The structure of the interview needs to be planned. You have an hour to find out what they have achieved, what figures do they have, examples, test the candidate and let them test you! Sell the opportunity. It’s a buyers market, but don’t oversell it!

What are the timescales? Set them out clearly. When will the first interviews be? When will the second interviews be? Run it professionally and avoid running the risk of losing that person.

Offer your best

Stick with your plan, don’t under offer. If you promise 35k and then offer 30k at the last minute you will demotivate that person and even if you get them they will be demotivated. Offset salary with options. Staggered increases.
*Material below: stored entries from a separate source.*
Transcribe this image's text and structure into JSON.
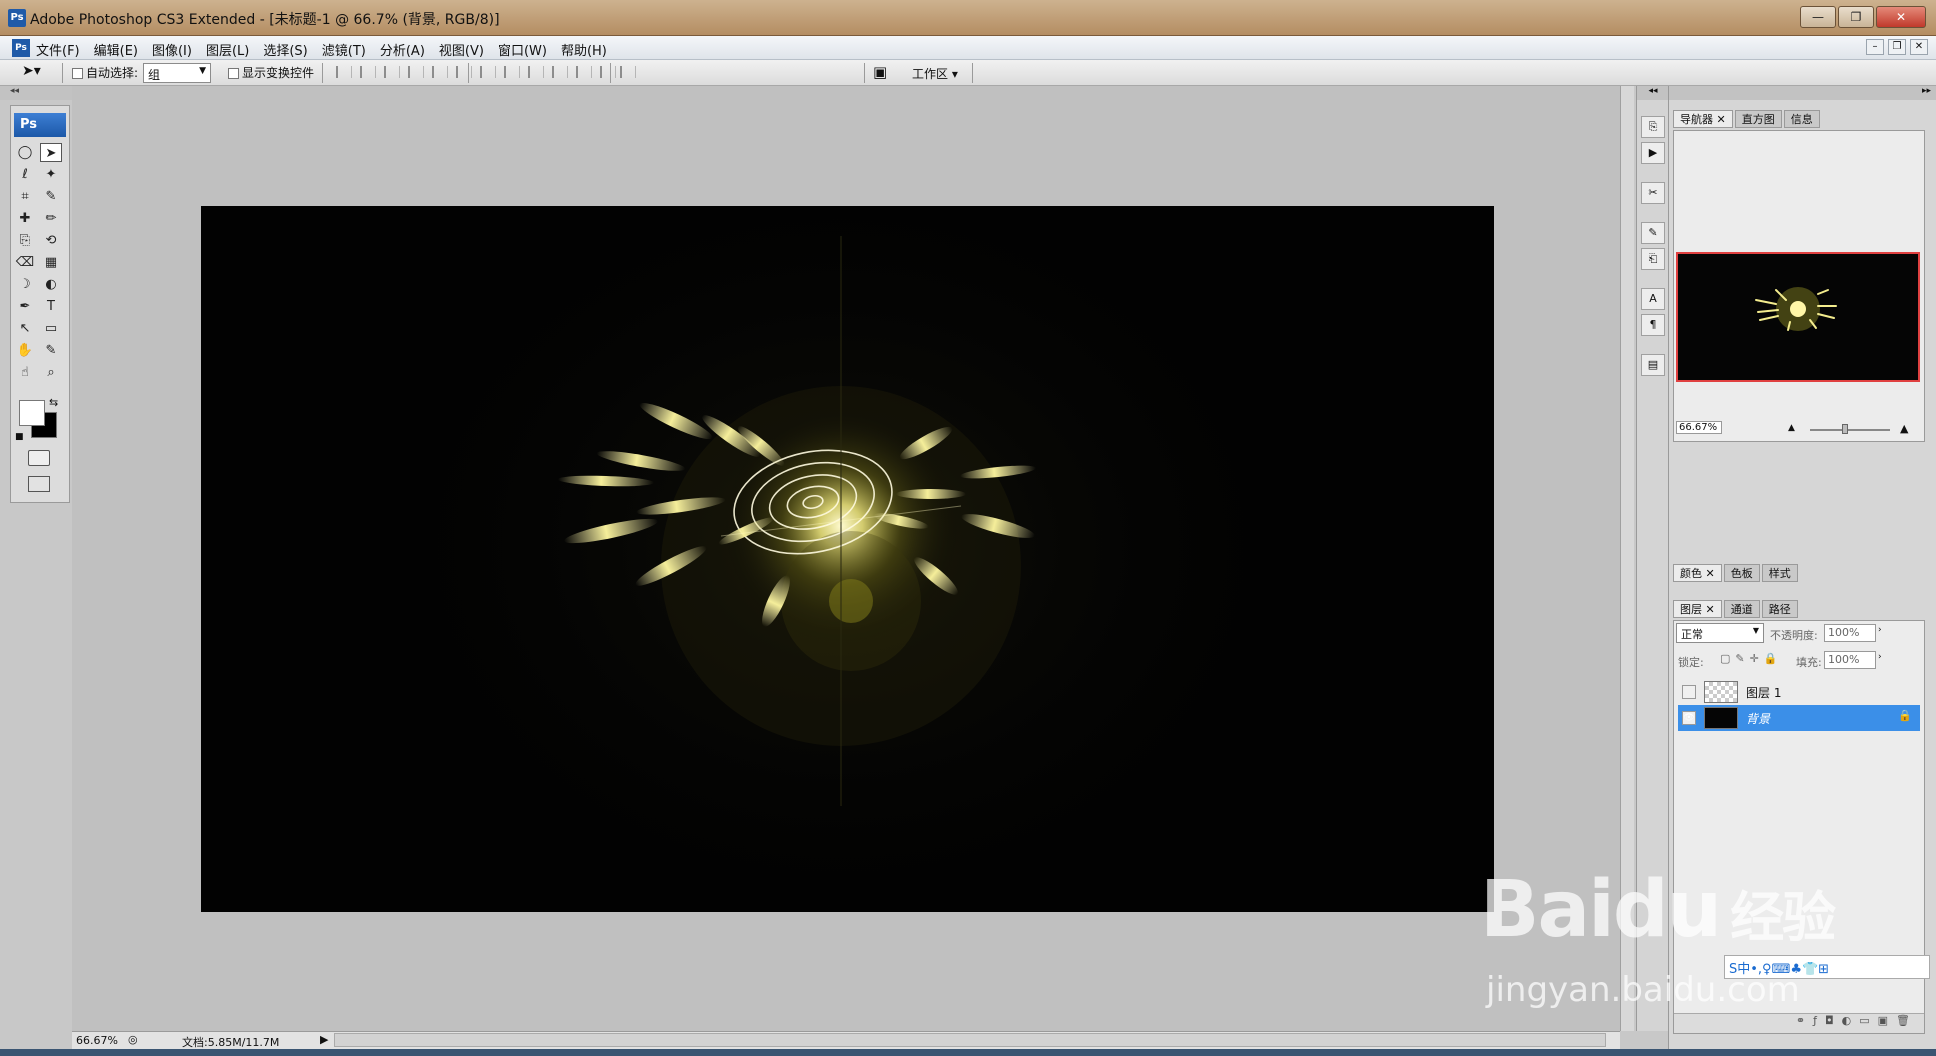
{
  "window": {
    "title": "Adobe Photoshop CS3 Extended - [未标题-1 @ 66.7% (背景, RGB/8)]",
    "app_icon": "Ps",
    "buttons": [
      "—",
      "❐",
      "✕"
    ]
  },
  "menu": {
    "items": [
      "文件(F)",
      "编辑(E)",
      "图像(I)",
      "图层(L)",
      "选择(S)",
      "滤镜(T)",
      "分析(A)",
      "视图(V)",
      "窗口(W)",
      "帮助(H)"
    ],
    "mdi_buttons": [
      "–",
      "❐",
      "✕"
    ]
  },
  "options": {
    "auto_select_label": "自动选择:",
    "auto_select_value": "组",
    "show_transform_label": "显示变换控件",
    "workspace_label": "工作区 ▾"
  },
  "toolbox": {
    "logo": "Ps",
    "tools": [
      "◯",
      "➤",
      "ℓ",
      "✦",
      "⌗",
      "✎",
      "✚",
      "✏",
      "⎘",
      "⟲",
      "⌫",
      "▦",
      "☽",
      "◐",
      "✒",
      "T",
      "↖",
      "▭",
      "✋",
      "✎",
      "☝",
      "⌕"
    ]
  },
  "canvas": {
    "background": "#c0c0c0",
    "document_color": "#020202",
    "glow_color": "#e8e07a"
  },
  "status": {
    "zoom": "66.67%",
    "doc_info": "文档:5.85M/11.7M"
  },
  "panels": {
    "navigator_tabs": [
      "导航器",
      "直方图",
      "信息"
    ],
    "navigator_zoom": "66.67%",
    "color_tabs": [
      "颜色",
      "色板",
      "样式"
    ],
    "layers_tabs": [
      "图层",
      "通道",
      "路径"
    ],
    "blend_mode": "正常",
    "opacity_label": "不透明度:",
    "opacity_value": "100%",
    "lock_label": "锁定:",
    "fill_label": "填充:",
    "fill_value": "100%",
    "layers": [
      {
        "name": "图层 1",
        "visible": false
      },
      {
        "name": "背景",
        "visible": true,
        "selected": true
      }
    ]
  },
  "watermark": {
    "brand": "Baidu",
    "brand_cn": "经验",
    "url": "jingyan.baidu.com",
    "ime": "S中•,♀⌨♣👕⊞"
  }
}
Stay in touch, invite them socially to other events. Invest in them before they even get there. Communicate with them and get them involved even if they haven’t yet started. Communicate as much as possible.

Then Celebrate!

Retaining Talent

It is really hard! There is so much going on, so many carrots being dangled everywhere. You have to work at it. Engage them from day one. Induction pack, plan, Zappos offer. Reward achievement, continued professional development, core values. Zappos would offer every new starter £2,000 to leave at the start. 97% don’t take it.

Core Values

Some examples: Create an environment that makes employees feel like an asset, make expectations and goals clear, create an open and honest work environment, provide opportunties to grow and learn, recognise and rewards hard work etc.

The SME advantages

  • Corporate obstacles
  • Agility
  • Low internal politics (this is very attractive)
  • Embrace core values
  • Achieve the vision
  • Sharing success

The culture is often actually real in a startup. These advantages are MASSIVE. Don’t underestimate them.

This was based on a talk by Paul Budd at Salus digital. Talk given at the first ever GIANT health event.